III. Je m’attends à quelques embûches semblables de la part de ces hommes dont j’ai parlé. Ils me feront aussi attacher au poteau. Je n’échapperai certainement pas à ce Crescent, qui aime le bruit et l’ostentation. On l’appelle philosophe : mérite-t-il ce nom, lui qui ne nous connaît pas et qui, pour complaire à la multitude, nous accuse d’être des impies et des athées ? S’il nous persécute sans nous connaître, n’est-il pas le plus méchant des hommes, bien au-dessous de l’ignorant ? Car celui-ci s’abstient de parler de ce qu’il ne sait pas, et de porter faux témoignage. S’il est instruit de notre doctrine, il n’en comprend donc pas la sublimité ? Et s’il la comprend, d’où vient sa conduite à notre égard ? Craint-il qu’on ne le soupçonne d’être Chrétien ? Dès lors il n’en est que plus lâche et plus indigne. On ne voit en lui que l’esclave de la peur et du préjugé populaire le plus insensé.

Je veux que vous sachiez jusqu’où va son ignorance : j’ai pu m’en convaincre par les différentes questions que je lui ai proposées. Pour que vous soyiez bien convaincu de la vérité, je suis prêt à les renouveler devant vous, si vous ne connaissez pas nos discussions. Prince, cette attention est digne d’un empereur.

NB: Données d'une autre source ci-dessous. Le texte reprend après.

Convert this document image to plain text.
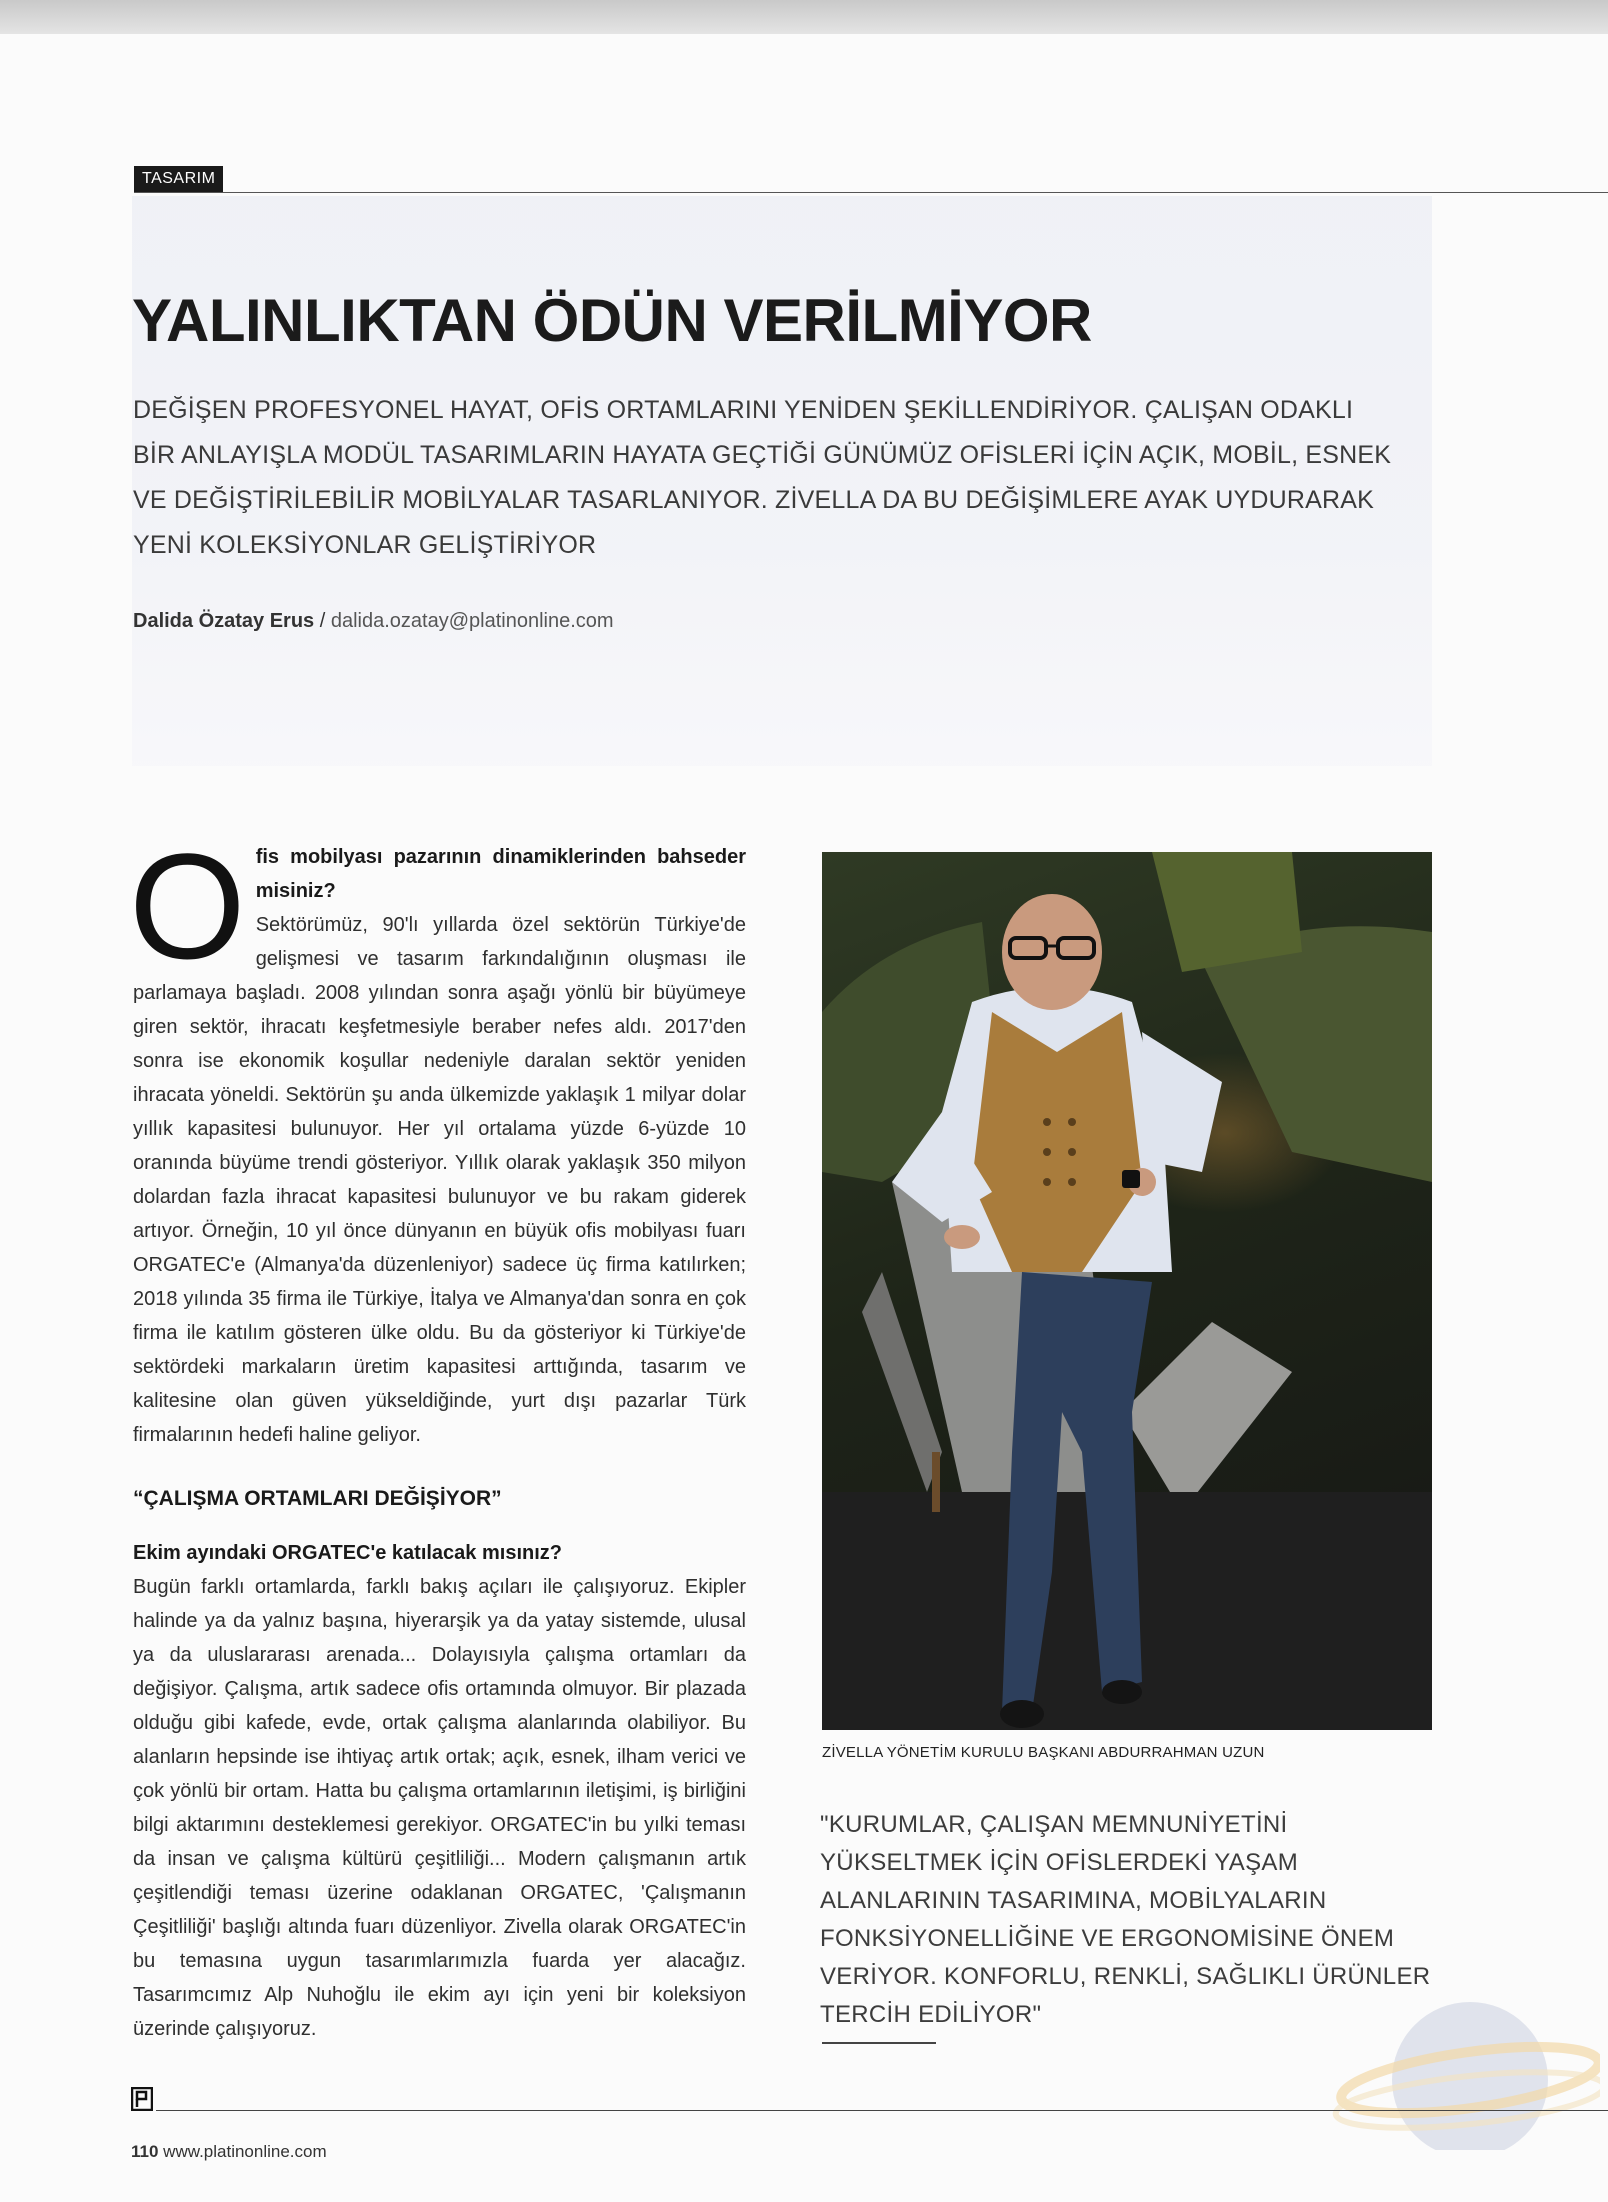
TASARIM
YALINLIKTAN ÖDÜN VERİLMİYOR

DEĞİŞEN PROFESYONEL HAYAT, OFİS ORTAMLARINI YENİDEN ŞEKİLLENDİRİYOR. ÇALIŞAN ODAKLI BİR ANLAYIŞLA MODÜL TASARIMLARIN HAYATA GEÇTİĞİ GÜNÜMÜZ OFİSLERİ İÇİN AÇIK, MOBİL, ESNEK VE DEĞİŞTİRİLEBİLİR MOBİLYALAR TASARLANIYOR. ZİVELLA DA BU DEĞİŞİMLERE AYAK UYDURARAK YENİ KOLEKSİYONLAR GELİŞTİRİYOR

Dalida Özatay Erus / dalida.ozatay@platinonline.com
O fis mobilyası pazarının dinamiklerinden bahseder misiniz?

Sektörümüz, 90'lı yıllarda özel sektörün Türkiye'de gelişmesi ve tasarım farkındalığının oluşması ile parlamaya başladı. 2008 yılından sonra aşağı yönlü bir büyümeye giren sektör, ihracatı keşfetmesiyle beraber nefes aldı. 2017'den sonra ise ekonomik koşullar nedeniyle daralan sektör yeniden ihracata yöneldi. Sektörün şu anda ülkemizde yaklaşık 1 milyar dolar yıllık kapasitesi bulunuyor. Her yıl ortalama yüzde 6-yüzde 10 oranında büyüme trendi gösteriyor. Yıllık olarak yaklaşık 350 milyon dolardan fazla ihracat kapasitesi bulunuyor ve bu rakam giderek artıyor. Örneğin, 10 yıl önce dünyanın en büyük ofis mobilyası fuarı ORGATEC'e (Almanya'da düzenleniyor) sadece üç firma katılırken; 2018 yılında 35 firma ile Türkiye, İtalya ve Almanya'dan sonra en çok firma ile katılım gösteren ülke oldu. Bu da gösteriyor ki Türkiye'de sektördeki markaların üretim kapasitesi arttığında, tasarım ve kalitesine olan güven yükseldiğinde, yurt dışı pazarlar Türk firmalarının hedefi haline geliyor.

“ÇALIŞMA ORTAMLARI DEĞİŞİYOR”

Ekim ayındaki ORGATEC'e katılacak mısınız?

Bugün farklı ortamlarda, farklı bakış açıları ile çalışıyoruz. Ekipler halinde ya da yalnız başına, hiyerarşik ya da yatay sistemde, ulusal ya da uluslararası arenada... Dolayısıyla çalışma ortamları da değişiyor. Çalışma, artık sadece ofis ortamında olmuyor. Bir plazada olduğu gibi kafede, evde, ortak çalışma alanlarında olabiliyor. Bu alanların hepsinde ise ihtiyaç artık ortak; açık, esnek, ilham verici ve çok yönlü bir ortam. Hatta bu çalışma ortamlarının iletişimi, iş birliğini bilgi aktarımını desteklemesi gerekiyor. ORGATEC'in bu yılki teması da insan ve çalışma kültürü çeşitliliği... Modern çalışmanın artık çeşitlendiği teması üzerine odaklanan ORGATEC, 'Çalışmanın Çeşitliliği' başlığı altında fuarı düzenliyor. Zivella olarak ORGATEC'in bu temasına uygun tasarımlarımızla fuarda yer alacağız. Tasarımcımız Alp Nuhoğlu ile ekim ayı için yeni bir koleksiyon üzerinde çalışıyoruz.

ZİVELLA YÖNETİM KURULU BAŞKANI ABDURRAHMAN UZUN

"KURUMLAR, ÇALIŞAN MEMNUNİYETİNİ YÜKSELTMEK İÇİN OFİSLERDEKİ YAŞAM ALANLARININ TASARIMINA, MOBİLYALARIN FONKSİYONELLİĞİNE VE ERGONOMİSİNE ÖNEM VERİYOR. KONFORLU, RENKLİ, SAĞLIKLI ÜRÜNLER TERCİH EDİLİYOR"

110 www.platinonline.com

Mais si vous avez entendu parler et des questions et des réponses, il est évident pour vous qu’il ne connaît pas notre doctrine, ou que s’il la connaît, la crainte lui ferme la bouche et l’empêche de se prononcer, comme Socrate, pour la vérité. Dès lors ce n’est pas un philosophe, mais un esclave des préjugés, puisqu’il oublie cette maxime de Socrate, si belle et si philosophique : « Si vous respectez l’homme, respectez encore plus la vérité. » Mais vous ne verrez jamais s’élever à cette hauteur un cynique qui résume tout dans l’indifférence et qui ne connaît rien de mieux.